I kept Lightning confined by putting up the dog fence in my bedroom to keep her from roaming around the tiled house. When she needed to go outside I carried her to and from outdoors to her little area. Plus it kept the bigger dogs away from her. She started doing better but I still keep her at minimal movement. At 14 years of age, the vet said there was nothing we could do. They don’t recover from the surgery as well as a younger dog. The vet’s advice was to limit her activity to a minimum and keep her on pain meds. I did feel that in the motorhome it would be easier for my little bug. It’s carpeted and has rugs in the kitchen area. The pain meds make her tummy queasy, so I only give them to her when she’s had an active day like traveling or car rides back and forth to Vegas. She’s doing well and has become accustomed to me picking her up to go out and into the motorhome. Some strong negotiations are happening with her time on the couch though. She is not happy having to spend more time in her floor beds. She prefers her couch bed. I have ordered a soft-sided kennel to put on the dinette seat. This way I don’t have to worry about her jumping down when my back is turned. I’ll let you know next time how it works out.

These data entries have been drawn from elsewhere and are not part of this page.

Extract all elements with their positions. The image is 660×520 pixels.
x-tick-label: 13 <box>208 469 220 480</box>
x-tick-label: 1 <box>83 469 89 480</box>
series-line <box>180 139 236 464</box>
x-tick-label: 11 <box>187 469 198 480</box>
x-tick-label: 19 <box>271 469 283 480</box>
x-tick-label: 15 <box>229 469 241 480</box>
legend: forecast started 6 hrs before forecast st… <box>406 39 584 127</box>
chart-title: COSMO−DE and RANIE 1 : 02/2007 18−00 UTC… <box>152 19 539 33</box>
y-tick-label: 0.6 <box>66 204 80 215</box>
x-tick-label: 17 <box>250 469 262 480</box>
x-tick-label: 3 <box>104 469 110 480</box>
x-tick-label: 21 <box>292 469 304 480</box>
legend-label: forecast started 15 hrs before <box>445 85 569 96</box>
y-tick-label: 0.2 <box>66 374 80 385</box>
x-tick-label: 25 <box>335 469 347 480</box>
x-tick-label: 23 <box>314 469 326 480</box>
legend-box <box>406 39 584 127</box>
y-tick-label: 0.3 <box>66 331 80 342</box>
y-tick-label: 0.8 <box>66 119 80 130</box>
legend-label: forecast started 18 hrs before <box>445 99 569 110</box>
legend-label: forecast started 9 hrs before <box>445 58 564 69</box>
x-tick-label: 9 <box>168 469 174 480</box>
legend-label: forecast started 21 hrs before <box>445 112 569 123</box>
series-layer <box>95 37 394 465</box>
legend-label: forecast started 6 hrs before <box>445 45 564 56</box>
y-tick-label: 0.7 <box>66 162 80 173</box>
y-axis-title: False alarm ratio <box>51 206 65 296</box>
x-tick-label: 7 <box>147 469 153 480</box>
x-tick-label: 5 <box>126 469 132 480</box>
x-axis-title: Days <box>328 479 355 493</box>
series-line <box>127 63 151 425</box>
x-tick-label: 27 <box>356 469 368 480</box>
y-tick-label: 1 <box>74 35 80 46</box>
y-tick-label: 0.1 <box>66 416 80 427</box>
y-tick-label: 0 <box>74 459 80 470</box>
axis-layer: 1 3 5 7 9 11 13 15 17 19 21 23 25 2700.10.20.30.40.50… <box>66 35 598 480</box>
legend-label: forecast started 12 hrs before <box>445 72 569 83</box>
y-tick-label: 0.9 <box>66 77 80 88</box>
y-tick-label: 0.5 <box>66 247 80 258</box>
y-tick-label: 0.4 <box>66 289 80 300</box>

October rolled around and Momma needed to go. I packed up my studio house on wheels, loaded up the dogs, and headed to the low desert to my winter spot. It was still hot, in the high 90s, but I was anxious to be in my own space.
Not a lot of our usual snowbirds had arrived yet when I got here. The park was empty and quiet.
I took this time to be in my own space.
Breaking the normal routine cycle for two is not easy. Over the summer while I was in Utah, I didn’t really do any rearranging. A lot of Wolf’s stuff was still in the places he kept them. When I washed the bedding I made the bed just as I did before with the good sheets. The kitchen table, the cabinets, and the closet were all as they had been for the last two years that we as a couple lived in it.
I am slowly working my way through my little home making it a place for a gal and her dogs. I refer to my tiny home as a memory box. It is filled with trinkets from our travels. Pictures and stickers clutter my fridge. (It’s not magnetic). Tote bags from Huntington Beach, CA, where I keep dog sweaters and jackets. One from Flagstaff, Route 66 I reused as a pillow cover. My coffee cup is from Laguna Beach. Coffee cups from Crater Lake, OR and Hawaii house my colored pens. A wooden sign that says “Good time great adventures” I bought in Klamath Falls, OR. Every gadget that litters the nooks and crannies is something from our/my travels. Of course, glitter and flowers are involved. I am not ashamed to admit I love things that sparkle and pretty fake flowers make me smile.
I don’t know what the new year will bring. Adventures are planned. I am excited and scared. That “can you do this alone” voice creeps in a lot. In the scheme of things of course, I can. I can do this. I’ll take it slow, and embrace the journey.
Until next time, all the best. Happy and safe travels.
♥️ Thank you for taking the time to read and follow along. I appreciate YOU!